Además, seamos honestos: si envías productos a Europa, no puedes evitarlo. Y si vendes a clientes de alto nivel, ellos no arriesgarán toda su operación con un equipo que no ha sido sometido a pruebas adecuadas.
Mantener todo seguro (y sin incendios)
Las lámparas UV son dispositivos muy peligrosos. Funcionan con alta tensión y se calientan enormemente. Si se descuidan los aspectos relacionados con el aislamiento o los cables, es fácil que ocurra un arco eléctrico o un cortocircuito. Eso puede destruir rápidamente el panel de control, o incluso provocar un incendio en el lugar donde se encuentra la máquina.
Al fabricar equipos según los estándares CE, nos aseguramos de que el suministro de energía pueda soportar las cargas de trabajo continuo sin sufrir sobrecargas. Eso significa que los cables son lo suficientemente resistentes para soportar esas condiciones extremas. Es la diferencia entre un herramienta que funciona bien y una que representa un riesgo.
El problema “invisible”: ruido eléctrico
El problema es que el sistema UV no funciona en un vacío. Por lo general, está cerca de máquinas CNC, PLCs y sensores sensibles. Si los balastes no están bien protegidos, emiten “ruido eléctrico”. No se puede ver, pero el equipo sí lo percibe. Esto provoca problemas como disparos involuntarios o caídas repentinas del sistema, lo cual molesta mucho a los operadores. Hacemos pruebas rigurosas a nuestras lámparas para asegurarnos de que funcionen bien junto con todo lo demás en la línea de producción. Sin interferencias.
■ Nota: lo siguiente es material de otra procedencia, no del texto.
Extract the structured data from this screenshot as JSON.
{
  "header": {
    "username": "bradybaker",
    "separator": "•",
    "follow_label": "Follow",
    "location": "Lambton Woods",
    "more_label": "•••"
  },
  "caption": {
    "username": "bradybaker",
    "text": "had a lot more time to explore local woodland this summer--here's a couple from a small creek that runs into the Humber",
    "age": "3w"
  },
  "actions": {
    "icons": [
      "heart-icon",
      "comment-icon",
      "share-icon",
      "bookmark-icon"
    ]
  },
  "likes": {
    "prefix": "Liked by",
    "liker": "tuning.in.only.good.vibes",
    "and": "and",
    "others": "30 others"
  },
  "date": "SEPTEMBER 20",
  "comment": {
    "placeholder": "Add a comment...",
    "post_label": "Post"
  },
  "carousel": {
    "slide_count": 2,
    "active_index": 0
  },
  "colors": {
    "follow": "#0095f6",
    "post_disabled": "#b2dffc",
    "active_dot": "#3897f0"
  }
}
Sin problemas.
El costo de hacer las cosas bien
¿Hace que seguir estas reglas que los componentes sean más caros? Sí. Los condensadores certificados y los cables protegidos cuestan más que los baratos. Pero la realidad es que una lámpara “económica” que no pasa las pruebas de seguridad o que es confiscada en la aduana es, en realidad, el equipo más caro que podrías comprar. Preferimos invertir ese dinero de antemano para evitar tener que lidiar con la situación de parada total de la línea de producción.